Yayın Türü: Makale / Tam Makale
Cilt numarası: 27 Sayı: 10
Basım Tarihi: 2015
Doi Numarası: 10.1109/tkde.2015.2420557
Dergi Adı: IEEE TRANSACTIONS ON KNOWLEDGE AND DATA ENGINEERING
Derginin Tarandığı İndeksler: Science Citation Index Expanded (SCI-EXPANDED), Scopus
Sayfa Sayıları: ss.2645-2657
Anahtar Kelimeler: High utility sequential pattern mining, efficiency, candidate pattern pruning, sequential pattern mining, ALGORITHM
Orta Doğu Teknik Üniversitesi Adresli: Evet

Özet

High utility sequential pattern mining has been considered as an important research problem and a number of relevant algorithms have been proposed for this topic. The main challenge of high utility sequential pattern mining is that, the search space is large and the efficiency of the solutions is directly affected by the degree at which they can eliminate the candidate patterns.

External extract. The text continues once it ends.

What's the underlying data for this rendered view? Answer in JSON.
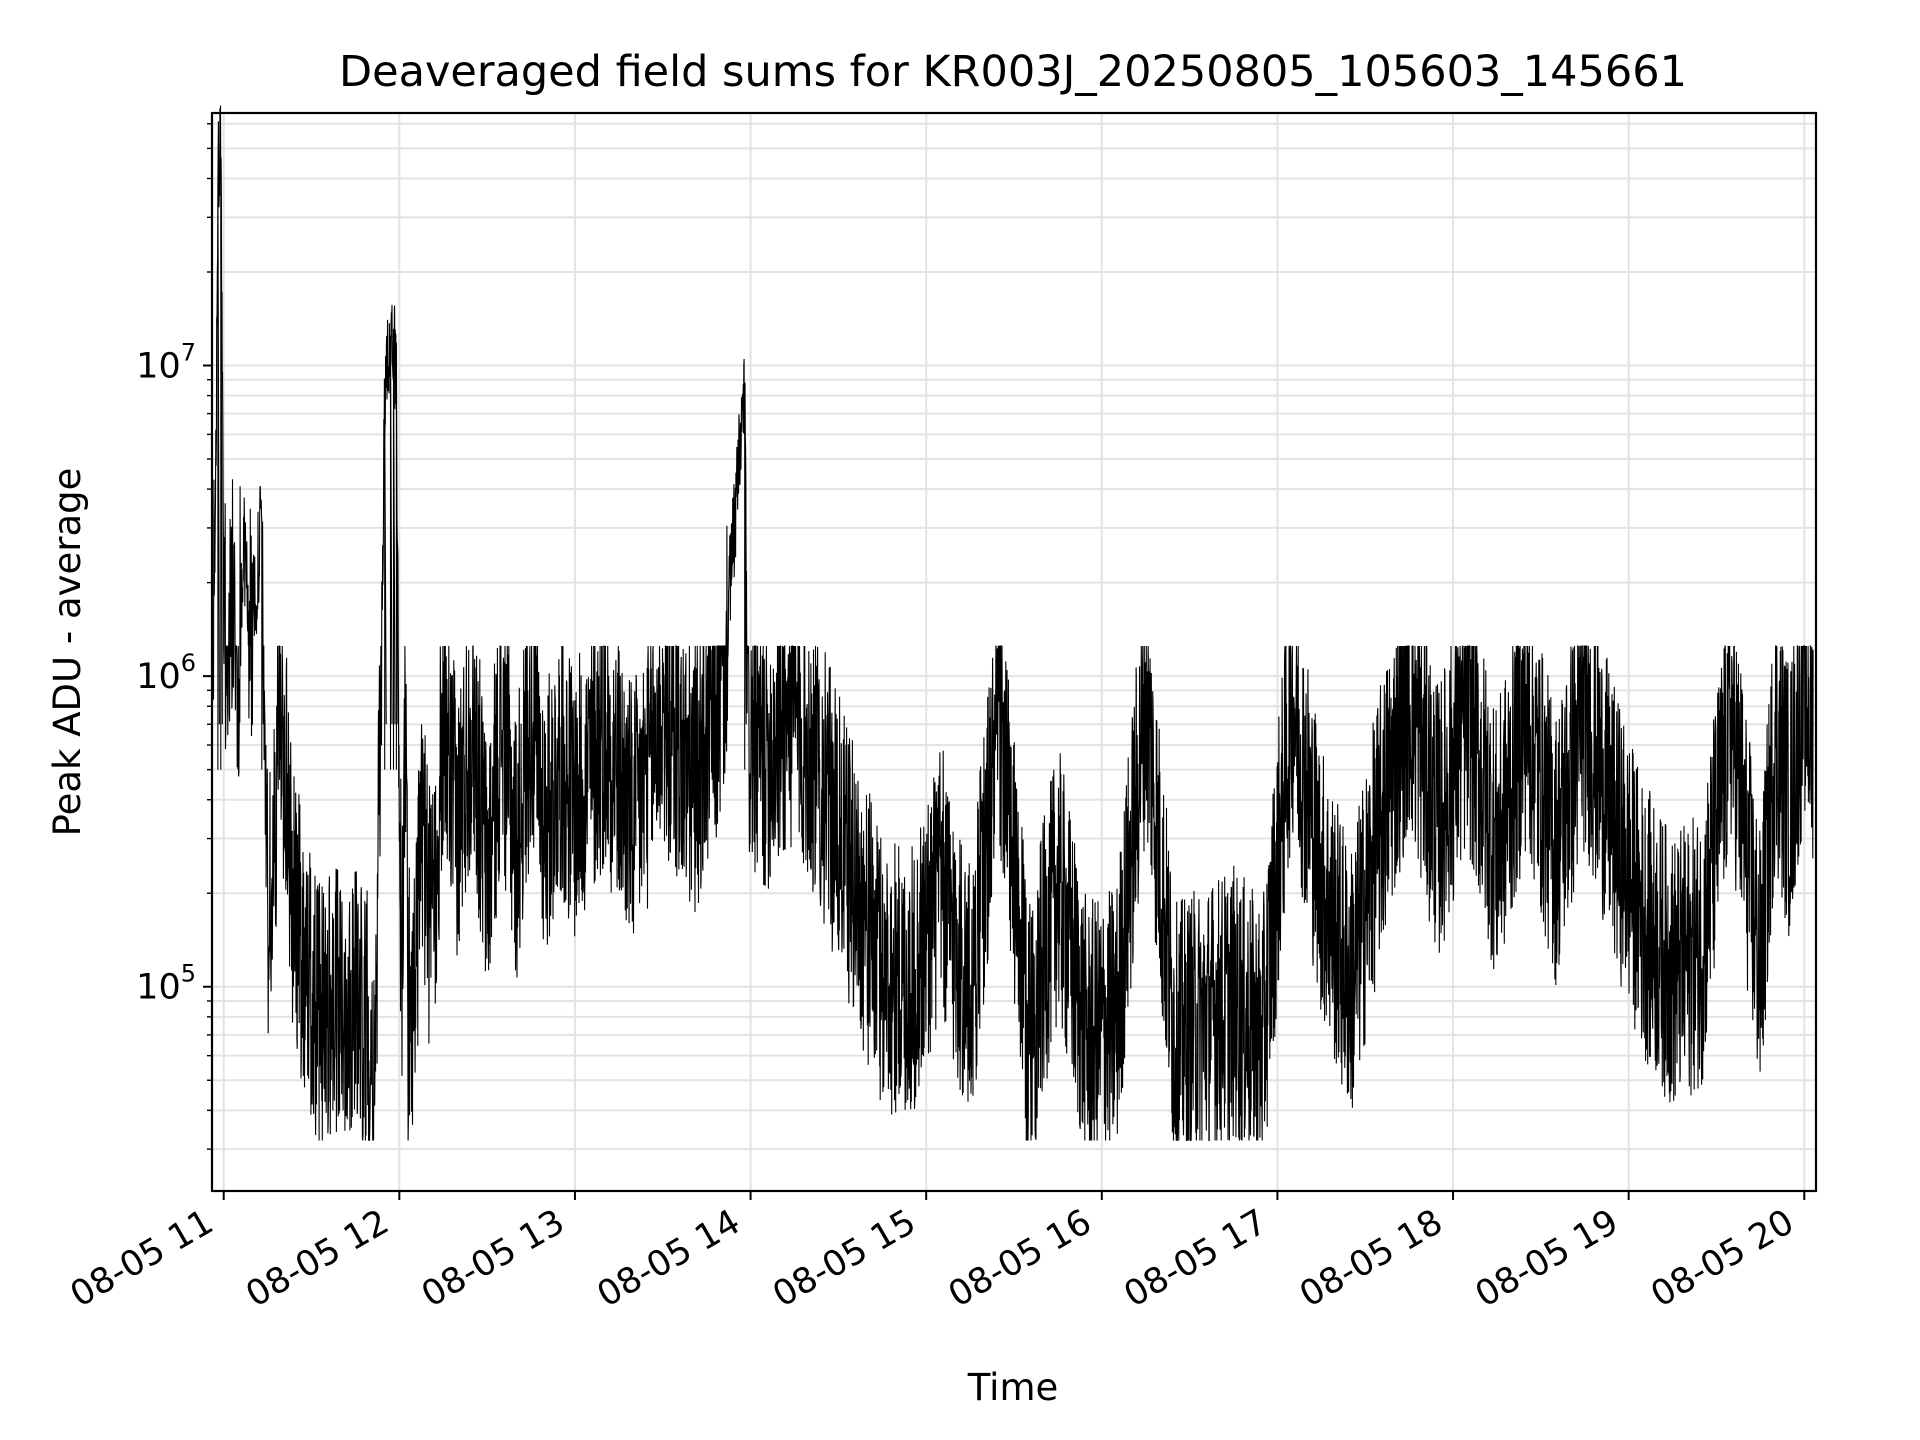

Therefore, the efficiency of any high utility sequential pattern mining solution depends on its ability to reduce this big search space, and as a result, lower the computational complexity of calculating the utilities of the candidate patterns. In this paper, we propose efficient data structures and pruning technique which is based on Cumulated Rest of Match (CRoM) based upper bound. CRoM, by defining a tighter upper bound on the utility of the candidates, allows more conservative pruning before candidate pattern generation in comparison to the existing techniques. In addition, we have developed an efficient algorithm, High Utility Sequential Pattern Extraction (HuspExt), which calculates the utilities of the child patterns based on that of the parents'. Substantial experiments on both synthetic and real datasets from different domains show that, the proposed solution efficiently discovers high utility sequential patterns from large scale datasets with different data characteristics, under low utility thresholds.